Tillage farmers in Northern Ireland are reporting excellent germination rates and plant counts in spring cereal crops that were established over the past month.

For the most part, crops were sown out into well prepared seed beds.

The germinating plants received rain when they needed it and the accompanying warmer temperatures have driven growth rates forward at a more than acceptable rate.

Many crops have pushed through the four leaf stage, with the majority of growers applying a herbicide over the past few days.

Spring cereal crops

There is strong evidence to suggest that a significant proportion of spring barley and wheat crops have been rolled in order to boost tillering rates.  

A fundamental question now confronts cereal growers with spring barley and wheat crops – should plant growth regulator be applied to manage straw length and reduce the risk of lodging?

The jury is out, however, on whether spring cereals should be treated with an insecticide.

Barley yellow dwarf virus (BYDV) is not normally that big of a challenge in Northern Ireland.

However, given the significant incidence of the problem further south this year, it really is a case of growers walking individual crops and checking for the presence of aphids.

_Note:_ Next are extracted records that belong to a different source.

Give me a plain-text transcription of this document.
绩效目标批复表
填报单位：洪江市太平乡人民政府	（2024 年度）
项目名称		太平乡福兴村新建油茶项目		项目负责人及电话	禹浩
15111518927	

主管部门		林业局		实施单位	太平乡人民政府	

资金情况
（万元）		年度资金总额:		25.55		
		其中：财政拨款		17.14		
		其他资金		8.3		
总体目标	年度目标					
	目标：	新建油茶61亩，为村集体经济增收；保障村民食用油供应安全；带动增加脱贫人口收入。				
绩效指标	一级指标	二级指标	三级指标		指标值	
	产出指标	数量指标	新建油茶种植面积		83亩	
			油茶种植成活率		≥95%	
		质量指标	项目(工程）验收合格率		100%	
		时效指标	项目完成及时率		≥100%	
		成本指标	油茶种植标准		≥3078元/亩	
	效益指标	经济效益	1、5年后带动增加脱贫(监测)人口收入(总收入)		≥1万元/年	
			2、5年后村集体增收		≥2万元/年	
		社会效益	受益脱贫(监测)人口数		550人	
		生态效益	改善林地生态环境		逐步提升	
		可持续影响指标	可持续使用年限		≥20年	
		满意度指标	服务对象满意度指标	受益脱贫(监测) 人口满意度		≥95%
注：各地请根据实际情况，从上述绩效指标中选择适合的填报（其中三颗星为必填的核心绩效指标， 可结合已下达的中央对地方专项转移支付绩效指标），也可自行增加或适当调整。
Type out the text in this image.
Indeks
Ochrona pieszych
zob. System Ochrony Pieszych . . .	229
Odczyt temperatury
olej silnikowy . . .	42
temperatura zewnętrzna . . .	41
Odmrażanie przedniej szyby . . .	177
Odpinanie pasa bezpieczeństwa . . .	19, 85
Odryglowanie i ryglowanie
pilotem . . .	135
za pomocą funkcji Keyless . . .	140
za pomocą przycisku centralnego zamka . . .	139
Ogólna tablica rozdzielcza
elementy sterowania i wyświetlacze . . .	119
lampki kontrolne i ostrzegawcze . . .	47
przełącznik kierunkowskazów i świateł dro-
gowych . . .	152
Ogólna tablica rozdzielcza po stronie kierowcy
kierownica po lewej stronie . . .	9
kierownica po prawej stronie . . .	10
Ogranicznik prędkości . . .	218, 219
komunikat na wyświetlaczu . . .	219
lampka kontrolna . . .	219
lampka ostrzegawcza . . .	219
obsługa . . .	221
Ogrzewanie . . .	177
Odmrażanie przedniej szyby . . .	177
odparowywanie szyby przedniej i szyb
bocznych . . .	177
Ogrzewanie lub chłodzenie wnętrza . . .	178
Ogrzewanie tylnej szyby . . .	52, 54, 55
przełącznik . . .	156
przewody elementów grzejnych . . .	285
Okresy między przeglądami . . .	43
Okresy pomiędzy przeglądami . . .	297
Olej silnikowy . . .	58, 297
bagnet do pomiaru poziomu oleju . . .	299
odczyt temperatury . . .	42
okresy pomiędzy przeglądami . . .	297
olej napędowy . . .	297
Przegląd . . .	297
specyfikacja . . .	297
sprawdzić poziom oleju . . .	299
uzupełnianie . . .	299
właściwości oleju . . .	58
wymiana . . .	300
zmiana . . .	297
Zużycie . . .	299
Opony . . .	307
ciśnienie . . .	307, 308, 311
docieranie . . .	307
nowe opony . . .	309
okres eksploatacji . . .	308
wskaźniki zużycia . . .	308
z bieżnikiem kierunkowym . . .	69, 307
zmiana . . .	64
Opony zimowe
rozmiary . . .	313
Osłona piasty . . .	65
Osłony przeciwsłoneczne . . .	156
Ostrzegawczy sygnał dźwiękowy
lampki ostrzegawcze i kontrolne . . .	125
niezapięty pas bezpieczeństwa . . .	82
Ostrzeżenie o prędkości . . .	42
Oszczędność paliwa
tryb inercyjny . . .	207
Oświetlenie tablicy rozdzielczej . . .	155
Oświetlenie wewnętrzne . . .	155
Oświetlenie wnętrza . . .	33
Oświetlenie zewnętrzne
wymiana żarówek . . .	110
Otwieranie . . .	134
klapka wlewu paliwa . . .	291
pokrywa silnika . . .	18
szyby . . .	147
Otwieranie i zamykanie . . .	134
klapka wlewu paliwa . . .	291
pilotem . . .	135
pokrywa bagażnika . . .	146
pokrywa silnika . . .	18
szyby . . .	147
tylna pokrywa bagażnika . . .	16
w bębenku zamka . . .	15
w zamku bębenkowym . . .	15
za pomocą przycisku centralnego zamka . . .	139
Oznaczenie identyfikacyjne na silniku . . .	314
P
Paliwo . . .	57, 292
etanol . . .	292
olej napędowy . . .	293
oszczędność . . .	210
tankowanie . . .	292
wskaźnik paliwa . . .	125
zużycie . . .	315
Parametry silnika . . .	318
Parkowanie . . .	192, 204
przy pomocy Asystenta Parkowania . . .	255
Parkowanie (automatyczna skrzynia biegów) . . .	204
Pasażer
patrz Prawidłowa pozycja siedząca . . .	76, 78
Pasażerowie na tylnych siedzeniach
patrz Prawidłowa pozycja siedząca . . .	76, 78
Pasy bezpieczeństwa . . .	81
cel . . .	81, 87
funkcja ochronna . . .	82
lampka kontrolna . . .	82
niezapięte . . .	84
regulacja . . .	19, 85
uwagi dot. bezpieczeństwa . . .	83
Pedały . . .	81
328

It is now predicted that, assuming weather patterns hold to a more seasonal norm, it should be possible to get most late planted spring cereal crops harvested before the end of August.

While yields will not be much to write home about, such an eventuality would allow cereal growers to get their 2024/25 planting season off to a positive start.

Meanwhile, most of Northern Ireland’s winter cereal crops have improved dramatically, in response to the warmer and drier conditions of recent weeks.

In many instances, it will be a case of breaking even at best, and this is the scenario facing cereal growers who drilled crops on their own land.

Those who rented ground last autumn are, almost certainly, looking at the prospect of significant losses.

The option of whole cropping winter wheat and barley is one that many cereal growers in Northern Ireland may look at seriously over the coming weeks.

Given the shortfall in silage stocks that impacted across the entire island of Ireland last winter, all forage sources should be worth real money throughout the 2024/25 feeding season.

The only factor that might make cereal farmers with thin crops of winter wheat and/or barley push on to the combine, is the price of straw.

Recent years have seen straw significantly outstrip grass silage prices on a dry matter (DM) basis. It is now regarded as a vital component in all total mixed rations (TMR), as well as remaining an important livestock bedding material.